CMStatistics 2015: Start Registration
View Submission - CMStatistics
B1567
Topic: Contributed on Machine learning, approximation and robustness Title: Positive unlabelled feature selection using constrained affinity graph embedding Authors:  Yufei Han - Symantec Research Lab (France) [presenting]
Yun Shen - Symantec Research Lab (United Kingdom)
Abstract: In real-world binary classification scenarios, such as network intrusion detection and web page categorisation, samples from negative class usually requires prohibitive overheads to label. Only a small proportion of positive data can be labelled explicitly by trustable oracles. Selecting relevant and non-redundant features given limited positively labelled data and unlabelled data is therefore highly desirable for accurate classification. So far as we know, no previously similar study attacks this problem. The proposed positive-unlabelled feature selection method learns a $L_1$-norm regularised robust linear regression of a constrained spectral graph embedding of training data on the feature representation. A set of noisy but informative must-link and cannot-link constraints are extracted using the given positively labelled samples and affinity graph of training data.
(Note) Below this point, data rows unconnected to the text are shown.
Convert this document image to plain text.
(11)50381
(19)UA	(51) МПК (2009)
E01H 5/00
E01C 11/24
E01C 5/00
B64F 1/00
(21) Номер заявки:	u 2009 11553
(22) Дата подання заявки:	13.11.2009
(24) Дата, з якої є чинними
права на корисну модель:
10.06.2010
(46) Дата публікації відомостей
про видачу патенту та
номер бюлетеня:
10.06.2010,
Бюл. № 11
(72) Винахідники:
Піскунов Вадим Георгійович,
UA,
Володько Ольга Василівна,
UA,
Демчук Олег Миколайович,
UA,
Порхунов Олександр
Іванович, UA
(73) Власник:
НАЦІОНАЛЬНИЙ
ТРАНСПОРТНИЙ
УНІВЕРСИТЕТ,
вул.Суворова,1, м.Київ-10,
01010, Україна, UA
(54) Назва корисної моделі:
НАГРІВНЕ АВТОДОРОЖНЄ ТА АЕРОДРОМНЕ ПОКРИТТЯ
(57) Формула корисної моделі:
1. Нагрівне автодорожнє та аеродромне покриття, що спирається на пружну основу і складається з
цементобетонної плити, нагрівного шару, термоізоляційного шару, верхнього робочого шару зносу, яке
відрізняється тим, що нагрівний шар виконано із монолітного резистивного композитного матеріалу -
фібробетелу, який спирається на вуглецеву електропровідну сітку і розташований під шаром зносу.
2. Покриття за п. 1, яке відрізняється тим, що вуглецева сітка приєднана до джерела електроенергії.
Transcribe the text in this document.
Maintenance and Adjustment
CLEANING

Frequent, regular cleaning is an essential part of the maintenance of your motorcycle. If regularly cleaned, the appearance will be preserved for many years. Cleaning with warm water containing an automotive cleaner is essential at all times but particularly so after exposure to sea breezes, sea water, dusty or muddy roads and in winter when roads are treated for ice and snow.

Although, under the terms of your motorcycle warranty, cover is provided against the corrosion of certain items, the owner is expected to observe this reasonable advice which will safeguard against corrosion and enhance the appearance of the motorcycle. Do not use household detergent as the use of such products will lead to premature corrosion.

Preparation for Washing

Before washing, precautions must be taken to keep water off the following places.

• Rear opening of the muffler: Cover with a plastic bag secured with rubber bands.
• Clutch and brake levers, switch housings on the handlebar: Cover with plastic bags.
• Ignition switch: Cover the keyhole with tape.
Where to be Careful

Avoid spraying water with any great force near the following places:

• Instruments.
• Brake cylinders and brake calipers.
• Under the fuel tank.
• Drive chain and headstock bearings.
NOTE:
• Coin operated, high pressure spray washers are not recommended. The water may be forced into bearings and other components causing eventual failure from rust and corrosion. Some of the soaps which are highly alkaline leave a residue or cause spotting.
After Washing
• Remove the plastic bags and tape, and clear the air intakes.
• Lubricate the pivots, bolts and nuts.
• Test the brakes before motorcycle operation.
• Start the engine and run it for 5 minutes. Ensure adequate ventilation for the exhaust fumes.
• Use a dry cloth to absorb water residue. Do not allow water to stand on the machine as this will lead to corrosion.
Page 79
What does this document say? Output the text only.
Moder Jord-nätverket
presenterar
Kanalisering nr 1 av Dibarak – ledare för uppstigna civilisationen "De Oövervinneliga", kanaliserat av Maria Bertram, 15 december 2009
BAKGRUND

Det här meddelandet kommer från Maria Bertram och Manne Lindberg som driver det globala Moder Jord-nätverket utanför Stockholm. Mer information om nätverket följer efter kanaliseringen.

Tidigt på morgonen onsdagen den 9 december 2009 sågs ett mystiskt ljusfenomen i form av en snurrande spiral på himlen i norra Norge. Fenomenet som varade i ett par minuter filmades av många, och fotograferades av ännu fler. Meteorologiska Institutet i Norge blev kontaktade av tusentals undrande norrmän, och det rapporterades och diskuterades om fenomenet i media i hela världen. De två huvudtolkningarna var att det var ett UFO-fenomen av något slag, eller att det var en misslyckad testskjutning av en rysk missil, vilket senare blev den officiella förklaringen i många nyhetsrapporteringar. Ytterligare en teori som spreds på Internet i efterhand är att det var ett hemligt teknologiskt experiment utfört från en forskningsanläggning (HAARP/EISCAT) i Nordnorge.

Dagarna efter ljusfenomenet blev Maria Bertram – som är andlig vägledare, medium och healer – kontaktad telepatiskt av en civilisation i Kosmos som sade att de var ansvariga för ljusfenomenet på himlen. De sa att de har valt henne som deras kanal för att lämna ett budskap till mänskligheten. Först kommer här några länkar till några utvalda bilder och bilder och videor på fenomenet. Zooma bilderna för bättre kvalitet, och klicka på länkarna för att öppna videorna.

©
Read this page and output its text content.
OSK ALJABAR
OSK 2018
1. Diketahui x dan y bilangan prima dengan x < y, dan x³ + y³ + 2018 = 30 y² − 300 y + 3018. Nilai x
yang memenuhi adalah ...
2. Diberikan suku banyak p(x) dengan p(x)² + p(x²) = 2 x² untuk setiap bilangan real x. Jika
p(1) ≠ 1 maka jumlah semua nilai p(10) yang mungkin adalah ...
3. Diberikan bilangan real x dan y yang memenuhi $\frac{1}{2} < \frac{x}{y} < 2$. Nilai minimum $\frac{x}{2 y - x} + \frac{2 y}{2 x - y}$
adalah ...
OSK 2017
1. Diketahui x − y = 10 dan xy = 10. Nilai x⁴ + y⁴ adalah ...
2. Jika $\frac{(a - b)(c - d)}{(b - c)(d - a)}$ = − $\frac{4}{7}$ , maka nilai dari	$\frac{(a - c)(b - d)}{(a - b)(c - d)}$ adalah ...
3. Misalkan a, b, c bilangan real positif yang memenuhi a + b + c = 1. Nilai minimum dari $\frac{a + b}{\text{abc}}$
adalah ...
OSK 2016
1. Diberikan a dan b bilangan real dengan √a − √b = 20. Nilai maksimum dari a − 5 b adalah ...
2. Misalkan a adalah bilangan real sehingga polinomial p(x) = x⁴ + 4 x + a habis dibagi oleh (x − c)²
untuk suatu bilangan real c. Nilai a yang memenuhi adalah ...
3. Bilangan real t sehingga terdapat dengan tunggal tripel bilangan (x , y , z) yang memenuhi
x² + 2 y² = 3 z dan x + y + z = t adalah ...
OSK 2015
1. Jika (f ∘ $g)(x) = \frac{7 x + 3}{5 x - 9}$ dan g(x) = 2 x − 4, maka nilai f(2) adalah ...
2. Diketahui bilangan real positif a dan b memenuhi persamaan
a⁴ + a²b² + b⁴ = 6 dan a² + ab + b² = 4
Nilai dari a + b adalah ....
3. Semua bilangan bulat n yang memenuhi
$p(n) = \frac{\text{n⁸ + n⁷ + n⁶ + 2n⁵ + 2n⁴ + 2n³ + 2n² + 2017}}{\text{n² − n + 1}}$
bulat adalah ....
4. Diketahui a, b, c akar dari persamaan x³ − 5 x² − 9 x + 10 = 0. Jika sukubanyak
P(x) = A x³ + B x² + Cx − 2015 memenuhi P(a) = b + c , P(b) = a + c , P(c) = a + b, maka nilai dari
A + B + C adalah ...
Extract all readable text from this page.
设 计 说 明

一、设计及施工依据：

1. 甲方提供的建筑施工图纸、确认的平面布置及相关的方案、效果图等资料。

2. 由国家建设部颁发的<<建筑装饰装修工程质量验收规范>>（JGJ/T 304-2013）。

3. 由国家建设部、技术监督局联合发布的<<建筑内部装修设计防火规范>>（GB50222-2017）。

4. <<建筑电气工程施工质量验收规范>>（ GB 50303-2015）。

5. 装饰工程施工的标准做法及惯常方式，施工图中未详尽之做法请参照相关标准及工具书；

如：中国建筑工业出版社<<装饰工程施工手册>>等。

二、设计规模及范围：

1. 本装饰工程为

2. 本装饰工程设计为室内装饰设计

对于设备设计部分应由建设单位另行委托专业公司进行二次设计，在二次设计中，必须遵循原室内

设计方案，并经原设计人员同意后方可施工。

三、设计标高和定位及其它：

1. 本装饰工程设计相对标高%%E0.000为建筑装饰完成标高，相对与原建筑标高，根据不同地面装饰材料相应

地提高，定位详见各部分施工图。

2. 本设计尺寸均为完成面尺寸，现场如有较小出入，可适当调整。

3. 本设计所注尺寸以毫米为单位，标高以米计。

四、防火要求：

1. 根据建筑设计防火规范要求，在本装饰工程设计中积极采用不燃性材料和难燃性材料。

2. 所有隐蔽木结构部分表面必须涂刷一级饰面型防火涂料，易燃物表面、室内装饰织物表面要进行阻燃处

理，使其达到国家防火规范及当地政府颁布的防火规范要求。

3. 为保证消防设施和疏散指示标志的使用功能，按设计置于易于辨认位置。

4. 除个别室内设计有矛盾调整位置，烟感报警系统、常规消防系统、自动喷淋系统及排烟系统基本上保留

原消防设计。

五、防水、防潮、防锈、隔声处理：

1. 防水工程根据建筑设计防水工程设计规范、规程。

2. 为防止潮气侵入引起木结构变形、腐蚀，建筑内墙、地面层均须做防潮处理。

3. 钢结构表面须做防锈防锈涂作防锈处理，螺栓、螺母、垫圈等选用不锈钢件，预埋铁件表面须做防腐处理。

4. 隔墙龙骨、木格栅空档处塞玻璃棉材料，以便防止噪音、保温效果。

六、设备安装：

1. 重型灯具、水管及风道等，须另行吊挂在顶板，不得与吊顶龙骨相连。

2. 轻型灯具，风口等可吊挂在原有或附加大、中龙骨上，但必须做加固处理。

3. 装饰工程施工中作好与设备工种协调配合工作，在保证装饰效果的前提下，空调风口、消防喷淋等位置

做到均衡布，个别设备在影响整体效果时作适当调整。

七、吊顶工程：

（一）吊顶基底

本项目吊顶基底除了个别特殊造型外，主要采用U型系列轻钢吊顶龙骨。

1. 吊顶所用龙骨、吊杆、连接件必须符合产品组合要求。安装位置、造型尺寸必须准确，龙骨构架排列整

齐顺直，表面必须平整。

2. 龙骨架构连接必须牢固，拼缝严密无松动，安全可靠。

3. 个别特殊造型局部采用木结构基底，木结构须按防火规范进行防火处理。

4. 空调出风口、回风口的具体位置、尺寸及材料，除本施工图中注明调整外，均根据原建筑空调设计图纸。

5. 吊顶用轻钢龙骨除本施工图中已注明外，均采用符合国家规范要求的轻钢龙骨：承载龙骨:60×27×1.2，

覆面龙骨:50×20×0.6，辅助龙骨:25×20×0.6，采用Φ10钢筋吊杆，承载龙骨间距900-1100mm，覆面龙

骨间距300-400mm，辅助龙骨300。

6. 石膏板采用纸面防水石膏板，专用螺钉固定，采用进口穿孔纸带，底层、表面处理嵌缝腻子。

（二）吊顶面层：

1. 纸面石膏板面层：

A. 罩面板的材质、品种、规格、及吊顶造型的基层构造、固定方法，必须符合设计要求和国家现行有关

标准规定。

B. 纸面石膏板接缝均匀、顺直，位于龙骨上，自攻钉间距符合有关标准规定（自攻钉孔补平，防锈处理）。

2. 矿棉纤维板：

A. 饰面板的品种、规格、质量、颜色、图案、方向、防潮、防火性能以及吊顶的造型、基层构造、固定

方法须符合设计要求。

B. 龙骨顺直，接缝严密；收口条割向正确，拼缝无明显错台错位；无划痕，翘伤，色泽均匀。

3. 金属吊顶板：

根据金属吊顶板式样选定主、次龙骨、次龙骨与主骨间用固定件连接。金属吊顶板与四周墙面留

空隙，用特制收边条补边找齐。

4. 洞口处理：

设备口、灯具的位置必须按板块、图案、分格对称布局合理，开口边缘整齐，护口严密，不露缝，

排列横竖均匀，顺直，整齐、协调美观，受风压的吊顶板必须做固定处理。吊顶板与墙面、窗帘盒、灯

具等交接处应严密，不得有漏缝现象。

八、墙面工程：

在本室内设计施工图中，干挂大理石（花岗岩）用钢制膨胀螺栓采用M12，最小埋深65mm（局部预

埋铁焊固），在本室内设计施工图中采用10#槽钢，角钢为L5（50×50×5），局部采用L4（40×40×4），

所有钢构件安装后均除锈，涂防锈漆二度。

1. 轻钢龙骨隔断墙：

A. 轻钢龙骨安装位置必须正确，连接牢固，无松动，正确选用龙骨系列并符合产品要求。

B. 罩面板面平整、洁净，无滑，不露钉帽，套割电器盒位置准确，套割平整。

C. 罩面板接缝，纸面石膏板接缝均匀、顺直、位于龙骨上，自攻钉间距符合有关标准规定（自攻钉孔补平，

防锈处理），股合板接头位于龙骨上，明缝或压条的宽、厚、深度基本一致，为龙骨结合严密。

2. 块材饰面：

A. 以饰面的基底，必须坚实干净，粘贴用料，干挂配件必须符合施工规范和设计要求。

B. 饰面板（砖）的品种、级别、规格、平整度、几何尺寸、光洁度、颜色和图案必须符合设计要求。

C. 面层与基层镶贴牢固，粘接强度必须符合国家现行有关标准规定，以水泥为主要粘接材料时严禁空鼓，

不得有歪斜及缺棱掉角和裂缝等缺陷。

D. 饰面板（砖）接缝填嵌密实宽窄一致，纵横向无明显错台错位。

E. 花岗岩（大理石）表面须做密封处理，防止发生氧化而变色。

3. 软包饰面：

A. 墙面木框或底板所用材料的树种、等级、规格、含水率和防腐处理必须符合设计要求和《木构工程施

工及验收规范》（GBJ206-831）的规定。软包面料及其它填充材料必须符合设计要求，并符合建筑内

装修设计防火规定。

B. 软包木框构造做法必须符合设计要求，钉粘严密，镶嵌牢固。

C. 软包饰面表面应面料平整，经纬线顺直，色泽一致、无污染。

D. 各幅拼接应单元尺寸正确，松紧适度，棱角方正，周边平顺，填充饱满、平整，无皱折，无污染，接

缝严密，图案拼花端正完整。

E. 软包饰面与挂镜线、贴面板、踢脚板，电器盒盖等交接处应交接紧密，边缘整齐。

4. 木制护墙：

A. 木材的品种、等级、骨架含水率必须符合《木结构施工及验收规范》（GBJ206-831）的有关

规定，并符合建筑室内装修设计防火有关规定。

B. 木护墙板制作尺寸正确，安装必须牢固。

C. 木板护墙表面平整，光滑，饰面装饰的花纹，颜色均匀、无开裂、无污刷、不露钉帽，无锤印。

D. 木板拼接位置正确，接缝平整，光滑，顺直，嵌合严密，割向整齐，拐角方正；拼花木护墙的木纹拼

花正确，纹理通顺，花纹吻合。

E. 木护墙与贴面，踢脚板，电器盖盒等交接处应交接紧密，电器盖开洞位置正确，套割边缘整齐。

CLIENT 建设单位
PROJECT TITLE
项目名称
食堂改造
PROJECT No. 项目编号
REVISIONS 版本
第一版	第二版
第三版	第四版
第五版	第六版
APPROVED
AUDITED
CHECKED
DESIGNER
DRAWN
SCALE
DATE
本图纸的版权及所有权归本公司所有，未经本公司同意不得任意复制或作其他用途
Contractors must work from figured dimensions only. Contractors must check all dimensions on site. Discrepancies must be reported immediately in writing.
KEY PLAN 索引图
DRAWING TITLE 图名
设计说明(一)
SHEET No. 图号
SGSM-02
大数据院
These constraints are used to generate a constrained spectral graph embedding of training data, injecting partial supervision information into the feature selection procedure. The robust $L_1$-norm regularised regression model originates from correntropy theory. It is designed to suppress the impacts of noise in the pairwise constraints and identify the most informative features corresponding to the non-zero regression coefficients simultaneously. Experiments on two public benchmark data sets and one real-world network intrusion data set verify the method.